Le récit d’une apparition
Sobrement intitulées Introduction, ces retrouvailles portent admirablement leur nom, tant elles semblent ouvrir un nouveau cycle dans la filmographie du Coréen. Succédant à deux sublimes tableaux sur l’effacement (la mort dans Hotel by the River, 2018, et le départ d’un mari dans La Femme qui s’est enfuie, 2020), ce nouvel opus est, quant à lui, le récit d’une apparition.
https://www.youtube.com/watch?v=s99Ih3yo0pI
C’est le visage de l’acteur Shin Seokho qui, anciennement relégué à des rôles satellites dans les films de Hong, est projeté au centre de l’image. Si ce dernier a beau allumer frénétiquement cigarette sur cigarette, comme toute figure hongienne qui se respecte, son visage porte encore les traits de l’enfance. L’air candide, la démarche encore incertaine, sa vie oscille entre ses espoirs de devenir acteur et une histoire d’amour avec une petite amie (Mi-so Park) partie étudier à Berlin.
Cette cure de jouvence n’a l’air de rien, mais elle opère une véritable mutation dans l’œuvre récente de Hong. Scrutant dernièrement les incertitudes sentimentales et existentielles de personnages au moins trentenaires, son cinéma se départait d’une certaine jeunesse (quand il était autrefois essentiellement peuplé de personnages d’étudiant·es ou tout juste diplômés).
Mélancolie ouatée
Ce qui est si beau et vivifiant ici, c’est la façon dont le cinéaste va porter à nouveau sa caméra du côté des jeunes et y opposer la figure des aîné·es, surtout des hommes, dépassé·es et languides, qui ont pu habiter sa filmographie (son fidèle acteur Ki Joo-bong joue un comédien célèbre particulièrement porté sur la bouteille, sorte d’incarnation outrancière des personnages hongiens de jadis).

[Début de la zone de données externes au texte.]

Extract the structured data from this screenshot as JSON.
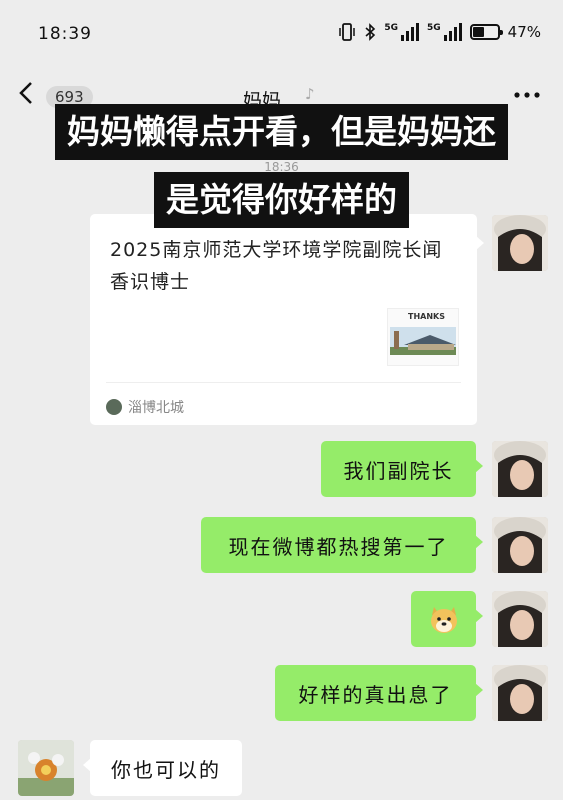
{
  "status_bar": {
    "time": "18:39",
    "network_1": "5G",
    "network_2": "5G",
    "battery_percent": "47%"
  },
  "nav": {
    "back_icon": "chevron-left-icon",
    "unread_count": "693",
    "title": "妈妈",
    "more_icon": "more-dots-icon"
  },
  "caption": {
    "line1": "妈妈懒得点开看，但是妈妈还",
    "line2": "是觉得你好样的"
  },
  "timestamp": "18:36",
  "messages": {
    "card": {
      "title": "2025南京师范大学环境学院副院长闻香识博士",
      "thumb_text": "THANKS",
      "source": "淄博北城"
    },
    "m1": "我们副院长",
    "m2": "现在微博都热搜第一了",
    "m3_emoji": "doge-emoji",
    "m4": "好样的真出息了",
    "reply": "你也可以的"
  },
  "colors": {
    "bubble_me": "#95ec69",
    "bubble_other": "#ffffff",
    "background": "#ededed",
    "caption_bg": "#111111"
  }
}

Celles et ceux pour qui le temps est encore un fidèle allié, et l’avenir, une rive lointaine porteuse des plus grands espoirs
Telle une repigmentation de son cinéma, la mélancolie ouatée du Coréen demeure intacte, les regrets et les amours perdues persistent, mais c’est le frétillement de la jeunesse qui triomphe. Celles et ceux pour qui le temps est encore un fidèle allié, et l’avenir, une rive lointaine porteuse des plus grands espoirs. Et même lorsqu’une présence onirique est frappée d’un deuil amoureux qu’elle croit éternel, une voix douce, déjà passée par là, lui glisse délicatement à l’oreille le plus fertile des conseils : “On guérit de choses plus graves. Tu t’en sortiras.”
Introduction de Hong Sang-soo, avec Shin Seokho, Mi-so Park, Kim Young-Ho (Cor., 2021, 1 h 06). En salle le 2 février.